Durable goods industries include wood products, non-metallic mineral products, primary metal, fabricated metal products, machinery, computer and electronic products, electrical equipment, appliances and components, transportation equipment, furniture and related products and miscellaneous manufacturing.
For the aerospace industry and shipbuilding industries, the value of production is used instead of sales of goods manufactured. This value is calculated by adjusting monthly sales of goods manufactured by the monthly change in inventories of goods in process and finished products manufactured. Production is used due to the extended period of time that it normally takes to manufacture products in those industries.
Unfilled orders are a stock of orders that will contribute to future sales assuming that the orders are not cancelled.

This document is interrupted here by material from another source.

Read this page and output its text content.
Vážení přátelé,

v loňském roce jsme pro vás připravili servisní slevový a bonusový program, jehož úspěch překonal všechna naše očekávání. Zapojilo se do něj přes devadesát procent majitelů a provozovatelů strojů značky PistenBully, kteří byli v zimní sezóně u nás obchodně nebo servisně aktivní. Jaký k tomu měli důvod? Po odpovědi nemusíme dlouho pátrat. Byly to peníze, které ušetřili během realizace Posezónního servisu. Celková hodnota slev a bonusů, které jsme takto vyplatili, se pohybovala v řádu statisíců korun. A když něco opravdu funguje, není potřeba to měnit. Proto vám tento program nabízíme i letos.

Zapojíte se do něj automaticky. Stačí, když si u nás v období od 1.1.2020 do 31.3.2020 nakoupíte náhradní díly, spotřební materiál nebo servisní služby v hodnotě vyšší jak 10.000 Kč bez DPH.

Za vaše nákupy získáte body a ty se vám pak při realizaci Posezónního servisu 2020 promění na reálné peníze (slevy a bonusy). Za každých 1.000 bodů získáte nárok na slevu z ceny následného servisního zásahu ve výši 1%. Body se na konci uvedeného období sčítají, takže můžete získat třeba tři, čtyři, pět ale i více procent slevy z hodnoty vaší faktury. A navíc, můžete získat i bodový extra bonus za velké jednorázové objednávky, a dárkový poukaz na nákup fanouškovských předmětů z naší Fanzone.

New orders are those received whether sold in the current month or not. New orders are measured as the sum of sales for the current month plus the change in unfilled orders from the previous month to the current month.
Manufacturers reporting in US dollars
Some Canadian manufacturers report sales, inventories and unfilled orders in US dollars. These data are then converted to Canadian dollars as part of the data production cycle.
For sales, based on the assumption that they occur throughout the month, the average monthly exchange rate for the reference month (noon spot rate) established by the Bank of Canada is used for the conversion. The monthly average exchange rate is available in CANSIM table 176-0064.
Inventories and unfilled orders are reported at the end of the reference period. For most respondents, the noon spot exchange rate on the last working day of the month is used for the conversion of these variables. Some manufacturers choose to report their data as of a day other than the last day of the month. In those instances the noon spot exchange rate of the day selected by the respondent is used. The noon spot exchange rate is available in CANSIM table 176-0067. Note that because of exchange rate fluctuations, the monthly average exchange rate can differ substantially from the exchange rate on the last working day of the month.
Each month the Monthly Survey of Manufacturing releases preliminary estimates for the reference month and revised estimates for the three previous months. Revisions are made to reflect new information provided by respondents, and updates to administrative data. Once a year, a revision project is undertaken to revise multiple years of data. During annual revisions, changes are made to the seasonal adjustment parameters.
Data from the May Monthly Survey of Manufacturing will be released on July 15.